No normal prosseguimento dos autos, teve lugar a audiência de discussão e julgamento, com recurso à gravação da prova testemunhal nela produzida, finda a qual foi proferida a sentença de fl.s 439 a 467, na qual se fixou a matéria de facto considerada como provada e não provada e respectiva fundamentação e a final se decidiu o seguinte: “Nestes termos, decide o tribunal: - Julgar totalmente improcedente, por não provada, a presente acção declarativa, e, em consequência, absolver os réus e o chamado dos pedidos contra eles aduzidos pelo autor; - Julgar totalmente improcedente, por não provada, a reconvenção, e, em consequência, absolver o autor/reconvindo do pedido reconvencional contra ele aduzido pelos réus/reconvintes; - Julgar improcedente o pedido de condenação do autor como litigante de má-fé, que dele vai absolvido.
*** Custas da acção pelo autor.
Custas da reconvenção pelos réus. (cf. art. 527, nºs 1 e 2 do Código de Processo Civil) Custas do incidente de litigância de má-fé pelos réus, fixando-se a taxa de justiça pelo mínimo legal. (cf. artigos 527, nºs 1 e 2 do CPC e 7, n.º4 do RCP e tabela II que lhe vem anexa)”.
Inconformado com a mesma, interpôs recurso a autora, Município de A... e subordinadamente, os réus reconvintes, B... , C... e D... , recursos, esses, admitidos, respectivamente, como de apelação e subordinado, com subida imediata, nos próprios autos e com efeito meramente devolutivo (cf. despacho de fl.s 513), finalizando as respectivas motivações, com as seguintes conclusões: Município de A... : 1-O teor da douta sentença douta sentença de que se recorre, está em oposição com os factos dados como provados nos pontos 1º a 19º e 27º.
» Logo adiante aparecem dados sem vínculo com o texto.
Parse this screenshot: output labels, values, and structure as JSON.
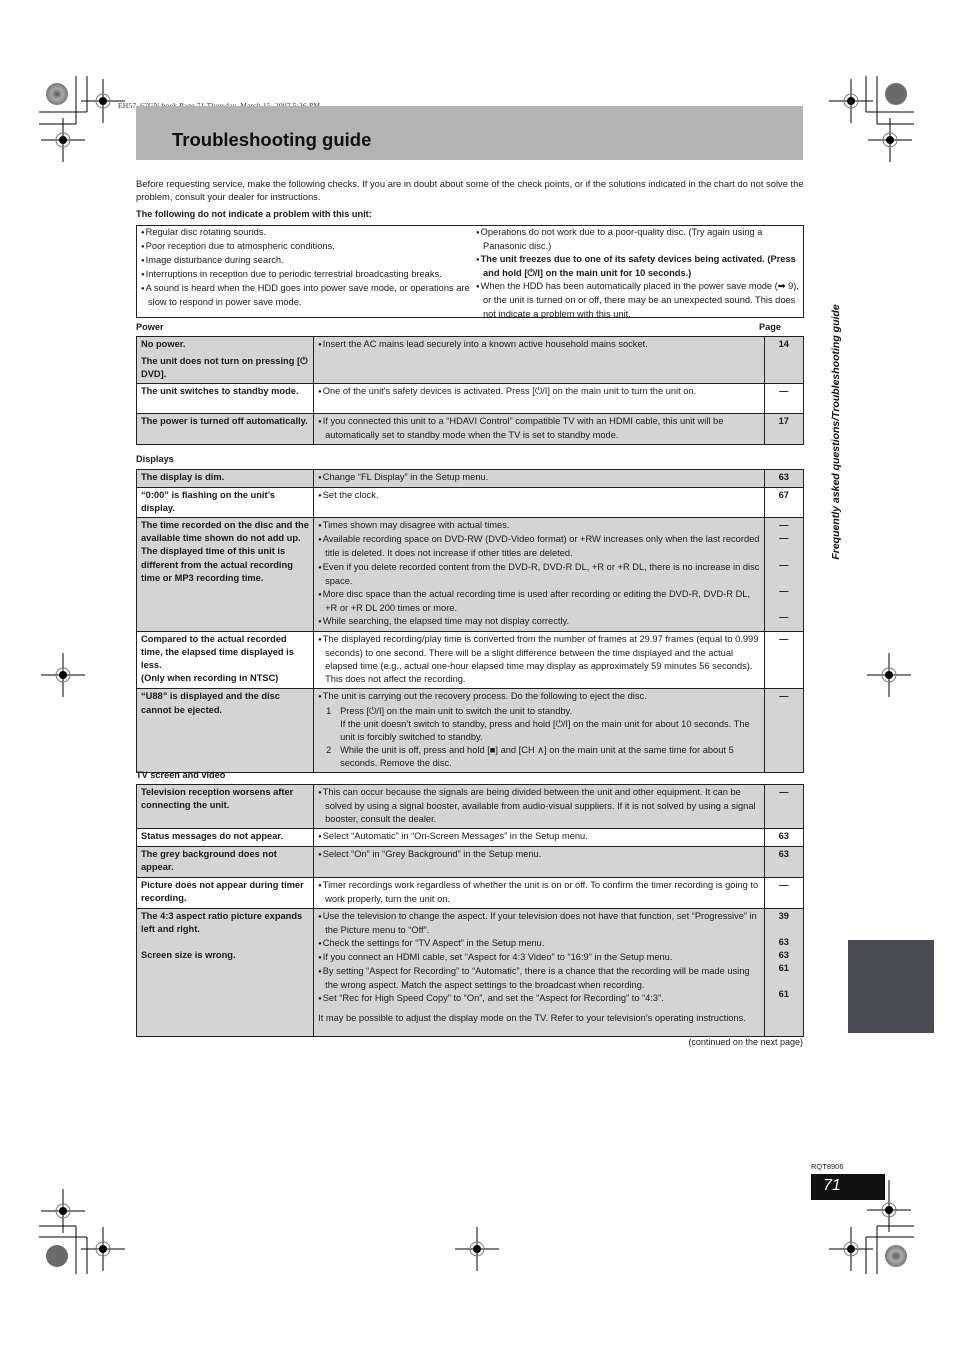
{
  "page_meta": {
    "print_header": "EH57_67GN.book  Page 71  Thursday, March 15, 2007  5:36 PM",
    "title": "Troubleshooting guide",
    "side_label": "Frequently asked questions/Troubleshooting guide",
    "doc_code": "RQT8906",
    "page_number": "71",
    "continued": "(continued on the next page)",
    "side_tab_color": "#4b4c51",
    "title_band_color": "#b3b3b3",
    "row_shade_color": "#d4d4d4"
  },
  "intro": {
    "text": "Before requesting service, make the following checks. If you are in doubt about some of the check points, or if the solutions indicated in the chart do not solve the problem, consult your dealer for instructions.",
    "not_problem_heading": "The following do not indicate a problem with this unit:",
    "not_problem_left": [
      "Regular disc rotating sounds.",
      "Poor reception due to atmospheric conditions.",
      "Image disturbance during search.",
      "Interruptions in reception due to periodic terrestrial broadcasting breaks.",
      "A sound is heard when the HDD goes into power save mode, or operations are slow to respond in power save mode."
    ],
    "not_problem_right": [
      "Operations do not work due to a poor-quality disc. (Try again using a Panasonic disc.)",
      "The unit freezes due to one of its safety devices being activated. (Press and hold [⏻/I] on the main unit for 10 seconds.)",
      "When the HDD has been automatically placed in the power save mode (➡ 9), or the unit is turned on or off, there may be an unexpected sound. This does not indicate a problem with this unit."
    ]
  },
  "sections": {
    "power": {
      "heading": "Power",
      "page_header": "Page",
      "rows": [
        {
          "problem": "No power.",
          "problem2": "The unit does not turn on pressing [⏻ DVD].",
          "solution": "Insert the AC mains lead securely into a known active household mains socket.",
          "page": "14"
        },
        {
          "problem": "The unit switches to standby mode.",
          "solution": "One of the unit's safety devices is activated. Press [⏻/I] on the main unit to turn the unit on.",
          "page": "—"
        },
        {
          "problem": "The power is turned off automatically.",
          "solution": "If you connected this unit to a “HDAVI Control” compatible TV with an HDMI cable, this unit will be automatically set to standby mode when the TV is set to standby mode.",
          "page": "17"
        }
      ]
    },
    "displays": {
      "heading": "Displays",
      "rows": [
        {
          "problem": "The display is dim.",
          "solution": "Change “FL Display” in the Setup menu.",
          "page": "63"
        },
        {
          "problem": "“0:00” is flashing on the unit’s display.",
          "solution": "Set the clock.",
          "page": "67"
        },
        {
          "problem": "The time recorded on the disc and the available time shown do not add up.",
          "problem2": "The displayed time of this unit is different from the actual recording time or MP3 recording time.",
          "solutions": [
            "Times shown may disagree with actual times.",
            "Available recording space on DVD-RW (DVD-Video format) or +RW increases only when the last recorded title is deleted. It does not increase if other titles are deleted.",
            "Even if you delete recorded content from the DVD-R, DVD-R DL, +R or +R DL, there is no increase in disc space.",
            "More disc space than the actual recording time is used after recording or editing the DVD-R, DVD-R DL, +R or +R DL 200 times or more.",
            "While searching, the elapsed time may not display correctly."
          ],
          "pages": [
            "—",
            "—",
            "—",
            "—",
            "—"
          ]
        },
        {
          "problem": "Compared to the actual recorded time, the elapsed time displayed is less.",
          "problem2": "(Only when recording in NTSC)",
          "solution": "The displayed recording/play time is converted from the number of frames at 29.97 frames (equal to 0.999 seconds) to one second. There will be a slight difference between the time displayed and the actual elapsed time (e.g., actual one-hour elapsed time may display as approximately 59 minutes 56 seconds). This does not affect the recording.",
          "page": "—"
        },
        {
          "problem": "“U88” is displayed and the disc cannot be ejected.",
          "solution": "The unit is carrying out the recovery process. Do the following to eject the disc.",
          "step1_num": "1",
          "step1": "Press [⏻/I] on the main unit to switch the unit to standby.",
          "step1_cont": "If the unit doesn’t switch to standby, press and hold [⏻/I] on the main unit for about 10 seconds. The unit is forcibly switched to standby.",
          "step2_num": "2",
          "step2": "While the unit is off, press and hold [■] and [CH ∧] on the main unit at the same time for about 5 seconds. Remove the disc.",
          "page": "—"
        }
      ]
    },
    "tv": {
      "heading": "TV screen and video",
      "rows": [
        {
          "problem": "Television reception worsens after connecting the unit.",
          "solution": "This can occur because the signals are being divided between the unit and other equipment. It can be solved by using a signal booster, available from audio-visual suppliers. If it is not solved by using a signal booster, consult the dealer.",
          "page": "—"
        },
        {
          "problem": "Status messages do not appear.",
          "solution": "Select “Automatic” in “On-Screen Messages” in the Setup menu.",
          "page": "63"
        },
        {
          "problem": "The grey background does not appear.",
          "solution": "Select “On” in “Grey Background” in the Setup menu.",
          "page": "63"
        },
        {
          "problem": "Picture does not appear during timer recording.",
          "solution": "Timer recordings work regardless of whether the unit is on or off. To confirm the timer recording is going to work properly, turn the unit on.",
          "page": "—"
        },
        {
          "problem": "The 4:3 aspect ratio picture expands left and right.",
          "problem2": "Screen size is wrong.",
          "solutions": [
            "Use the television to change the aspect. If your television does not have that function, set “Progressive” in the Picture menu to “Off”.",
            "Check the settings for “TV Aspect” in the Setup menu.",
            "If you connect an HDMI cable, set “Aspect for 4:3 Video” to “16:9” in the Setup menu.",
            "By setting “Aspect for Recording” to “Automatic”, there is a chance that the recording will be made using the wrong aspect. Match the aspect settings to the broadcast when recording.",
            "Set “Rec for High Speed Copy” to “On”, and set the “Aspect for Recording” to “4:3”."
          ],
          "note": "It may be possible to adjust the display mode on the TV. Refer to your television’s operating instructions.",
          "pages": [
            "39",
            "63",
            "63",
            "61",
            "61"
          ]
        }
      ]
    }
  }
}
2-De acordo com o entendimento expresso na douta sentença, que acolhe o entendimento da Jurisprudência, designadamente, o Assento do STJ de 19-04-1989, DR, I, de 2-6-1989 BMJ, 386º-121) através do qual resultou que são públicos “ os caminhos que, desde tempos imemoriais estão no uso directo e imediato do público”.
3-Apesar das correntes jurisprudenciais que se desenvolveram fixou-se jurisprudência no sentido de considerar públicos desde que seja utilizado livremente por todas as pessoas.
4- Tal como resulta da douta sentença, são públicos os caminhos que estejam no uso directo e imediato do mesmo pelo público, e que tal uso ocorra desde tempos imemoriais.
5-Até ao início da década de 1960, sempre pelo caminho em questão passou livremente, desde tempos imemoriais, quem se dirigisse às capelas de (...) e do (...) , ao beirado do prédio/casa de habitação de F..., aos prédios pertencentes, respectivamente, aos 1ºs e 2ª Réus e ao prédio do chamado E... e às povoações de P (...) , E (...) e S (...) .
6-Tal circulação verificou-se durante séculos, 7-Era por tal caminho que circulava as pessoas da freguesia para as suas propriedades.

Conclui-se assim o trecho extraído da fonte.